When the Kafka team started working, building a company was not on their minds, but world domination was. Image: Confluent.

World domination? Check

So, let's recap. Real time data processing is on the rise. Kafka is a key component of real-time data architectures. And now it's expanding its reach to do what other parts of that architecture are doing, and it wants to establish itself as a mainstream development platform. And it's going cloud and taking on Amazon.

Does that sound like a plan for world domination to you?

Kreps says they have a big vision for Kafka -- to be the central nervous system for companies. "When we started working on it, we were not thinking about building a company or IPOs and the like, but world domination was in our list."

Were Kreps and his team the right people in the right place at the right time? All other organizations of LinkedIn's magnitude were facing similar challenges and using similar systems internally at the same time, so why them? Maybe it's a combination of framing, strategy, and vision.

"This problem did not look very sexy from the outside at that time," Kreps recalls. "Databases were cool, Hadoop was cool, but moving data and messaging was very uncool. People were asking why we are working on that stuff and not doing something else.

"Other organizations were looking at it as solving problems like how to aggregate log files or how to manage messaging systems. So they would end up using relatively low-end solutions, even if their scale was similar." Plus, they did not go open source. So, what now?

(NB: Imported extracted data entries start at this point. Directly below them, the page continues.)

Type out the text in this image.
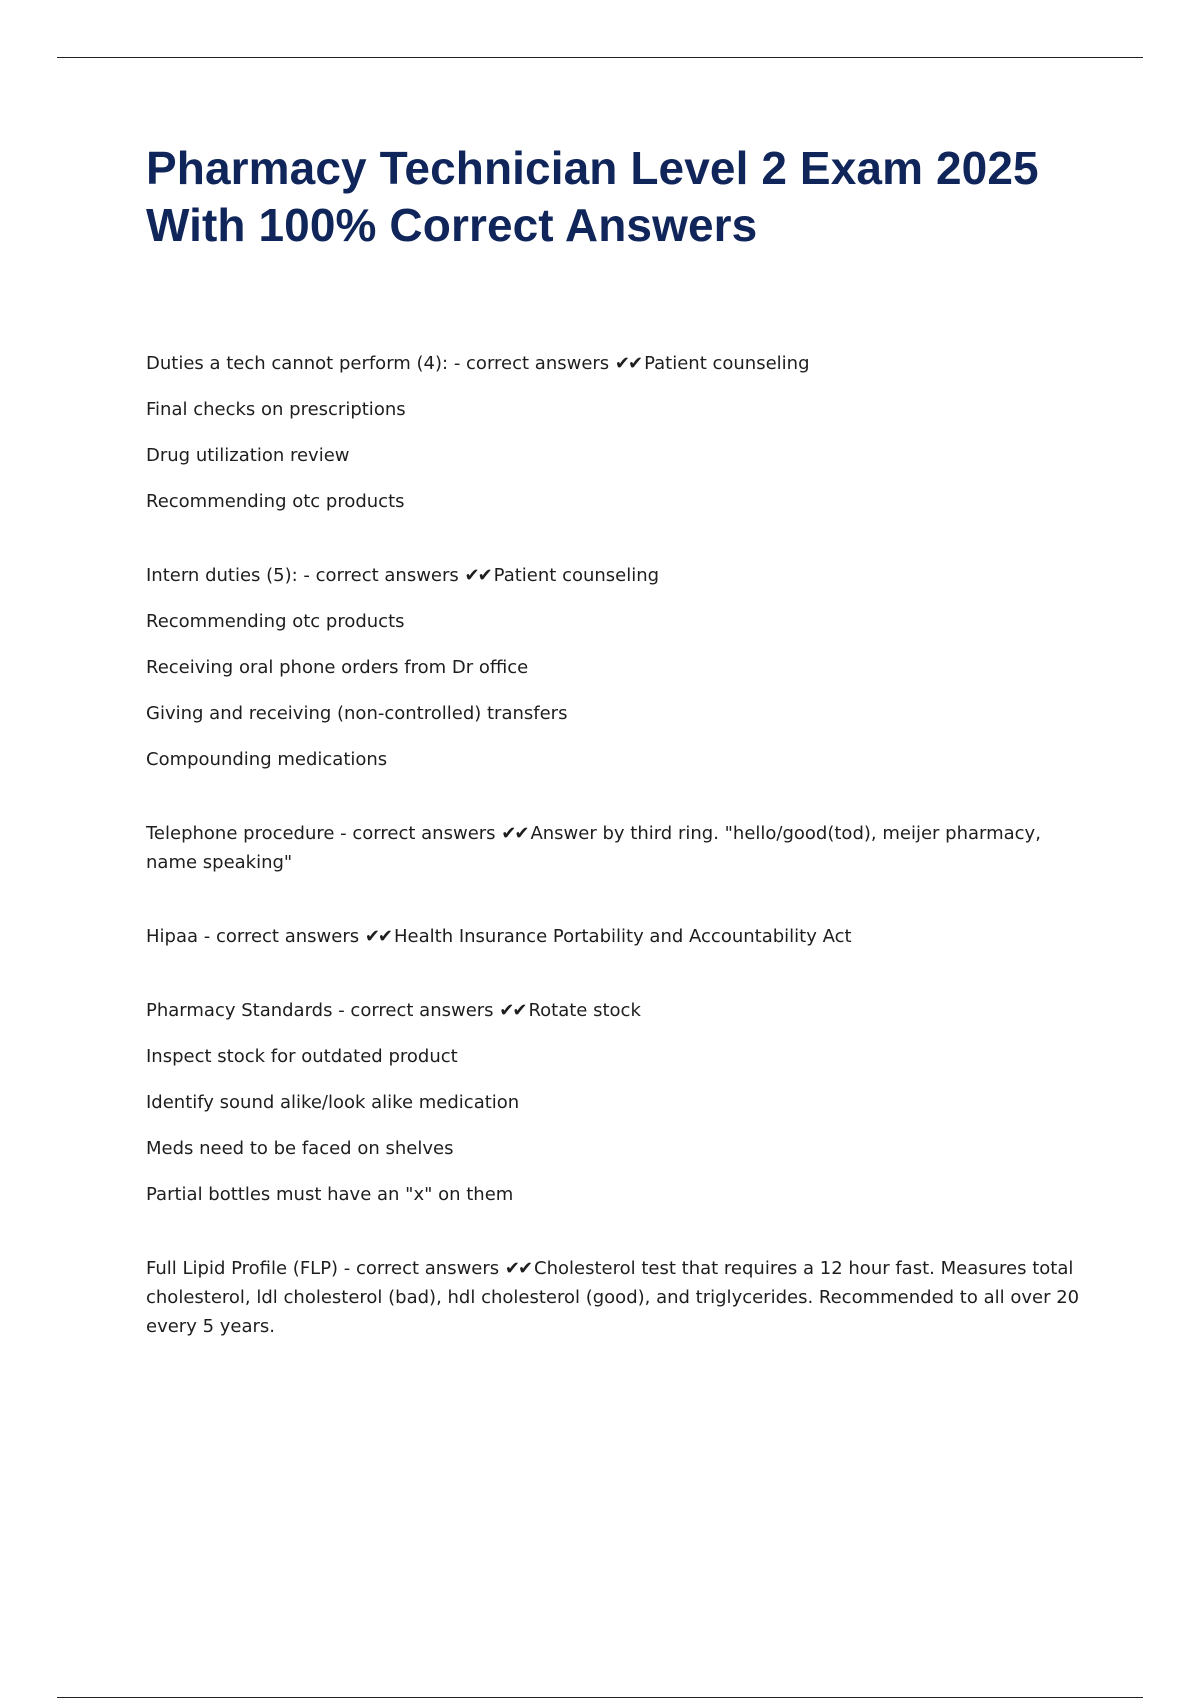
Pharmacy Technician Level 2 Exam 2025
With 100% Correct Answers

Duties a tech cannot perform (4): - correct answers ✔✔ Patient counseling

Final checks on prescriptions

Drug utilization review

Recommending otc products

Intern duties (5): - correct answers ✔✔ Patient counseling

Recommending otc products

Receiving oral phone orders from Dr office

Giving and receiving (non-controlled) transfers

Compounding medications

Telephone procedure - correct answers ✔✔ Answer by third ring. "hello/good(tod), meijer pharmacy, name speaking"

Hipaa - correct answers ✔✔ Health Insurance Portability and Accountability Act

Pharmacy Standards - correct answers ✔✔ Rotate stock

Inspect stock for outdated product

Identify sound alike/look alike medication

Meds need to be faced on shelves

Partial bottles must have an "x" on them

Full Lipid Profile (FLP) - correct answers ✔✔ Cholesterol test that requires a 12 hour fast. Measures total cholesterol, ldl cholesterol (bad), hdl cholesterol (good), and triglycerides. Recommended to all over 20 every 5 years.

"When we started the company, there was a huge demand for a software offering," says Kreps. "We started with that, which allowed us to build many of the tools people needed to start using Kafka and to add features to drive adoption.

We are now following up with a SaaS offering, which we have been using internally for a while, so we're really excited to make it available to the world. It's a better way for us to offer our service, people running Kafka in the cloud get licensing and support and their operation is managed by us.

The response has been overwhelming, and it's an essential step for any business -- if you're not able to make that transition, you may not exist in 10 years from now. Plus, we can't be picky about our offering -- it's harder as a startup, but we just want to offer things the way people want to use them."